In the flesh, she’s quietly luminous. With dark hair, short and sculpted round her poised structure, her eyes flash and captivate, though she maintains an air of cool detachment. An introductory handshake is limp and lazy. At 51, the former face of Lancôme wears a fresh, breathable complexion with minimal make-up. Signs of ageing crinkle and smatter her features, but Binoche appears nonplussed by talk of youth and beauty. “It’s natural, maybe normal to feel this way, to want to stay young. But luckily, I’ve never felt that compulsion to cling onto something we have no control over. The only way for me to stay young is to let go of youth.”
We meet today to talk about her new film, The 33. Based on the 2010 Chilean mining disaster and subsequent rescue of 33 miners who remained entombed for 69 days, it’s a powerful reimagining of these events, which were watched by billions around the globe. “I was as gripped as the rest of the world,” Juliette tells me about the real-life events. “It was something so miraculous, born out of tragedy. It was truly amazing and heartbreaking and astonishing.”
In a role initially intended for Jennifer Lopez, Binoche plays María Segovia, whose brother, Dario, was among those trapped underground. She became the chief voice of uproar after government officials failed to act fast enough in the initial days of the mine collapse.
“It was women like María, who were the catalyst for action, who made this story happen,” she says, casually chic in a starchy white shirt and low black heels. “Nobody wanted to save these men. It was too much of an inconvenience. The mine was privately owned, the government didn’t care, and the mine owners didn’t have the money to help bring in the equipment needed. “Maria was the voice. A force of nature, but not in an angry way, a positive way. She shouted at the top of her lungs, ‘Save my brother, save our men.’ These women made sure the journalists came from around the world. And the government wanted to do something when they heard this roar.”
An uplifting, miraculous story, it reminded the star about the power and virtue of survival.
“We must always keep going. Never give up. These people faced extraordinary, dire circumstances, but they never gave up.
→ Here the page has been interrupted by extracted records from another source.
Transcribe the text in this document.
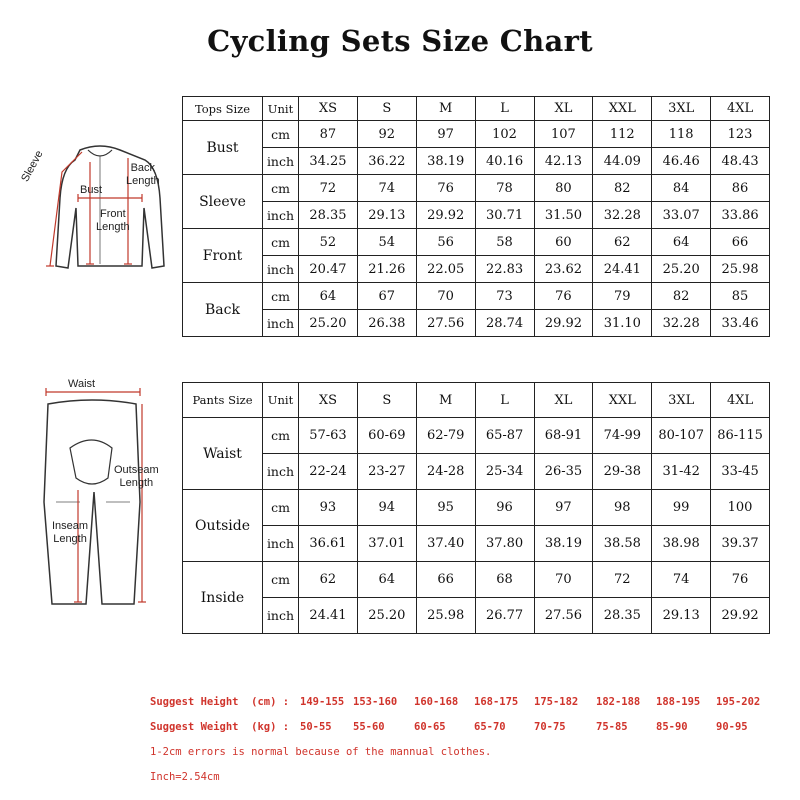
Cycling Sets Size Chart
Sleeve	Back
Length
Bust
Front
Length
Waist
Outseam
Length
Inseam
Length
Tops Size	Unit	XS	S	M	L	XL	XXL	3XL	4XL
Bust	cm	87	92	97	102	107	112	118	123
	inch	34.25	36.22	38.19	40.16	42.13	44.09	46.46	48.43
Sleeve	cm	72	74	76	78	80	82	84	86
	inch	28.35	29.13	29.92	30.71	31.50	32.28	33.07	33.86
Front	cm	52	54	56	58	60	62	64	66
	inch	20.47	21.26	22.05	22.83	23.62	24.41	25.20	25.98
Back	cm	64	67	70	73	76	79	82	85
	inch	25.20	26.38	27.56	28.74	29.92	31.10	32.28	33.46
Pants Size	Unit	XS	S	M	L	XL	XXL	3XL	4XL
Waist	cm	57-63	60-69	62-79	65-87	68-91	74-99	80-107	86-115
	inch	22-24	23-27	24-28	25-34	26-35	29-38	31-42	33-45
Outside	cm	93	94	95	96	97	98	99	100
	inch	36.61	37.01	37.40	37.80	38.19	38.58	38.98	39.37
Inside	cm	62	64	66	68	70	72	74	76
	inch	24.41	25.20	25.98	26.77	27.56	28.35	29.13	29.92
Suggest Height  (cm) : 149-155 153-160 160-168 168-175 175-182 182-188 188-195 195-202
Suggest Weight  (kg) : 50-55 55-60	60-65	65-70	70-75	75-85	85-90	90-95
1-2cm errors is normal because of the mannual clothes.
Inch=2.54cm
And it’s why we should never do the same, for others and ourselves.”
Mum to son Raphaël, 22, from her relationship with professional scuba diver André Halle, and 16-year-old daughter Hana, with actor Benoît Magimel, Binoche has balanced motherhood with an exhaustive professional pace. In the past three years, she’s clocked nearly a dozen movies, including romance Words and Pictures with Clive Owen, claustrophobic drama, Clouds of Sils Maria with Kristen Stewart, and a surprising appearance in monstrous blockbuster Godzilla – “a favour to my son,” she says.
It comes after a time when Juliette took some time out after turning 40 to contemplate her screen career. “There was a period when I wanted to stop. I didn’t want to work. But that was a choice. I was fed-up, I had no real desire to be in movies. You reach a time in your life when you hit a wall. A crossroads. Something needs a change.” A transition in the availability of roles? An often vocalised problem for actresses in the industry? “It wasn’t anything to do with getting parts or work. I just needed a break away for a while. I needed some alone time, with my family, with my thoughts, and other creative outlets.
“And it was good for me. Because now, I’m free and satisfied and working on interesting productions. And ultimately, I’m really very happy.”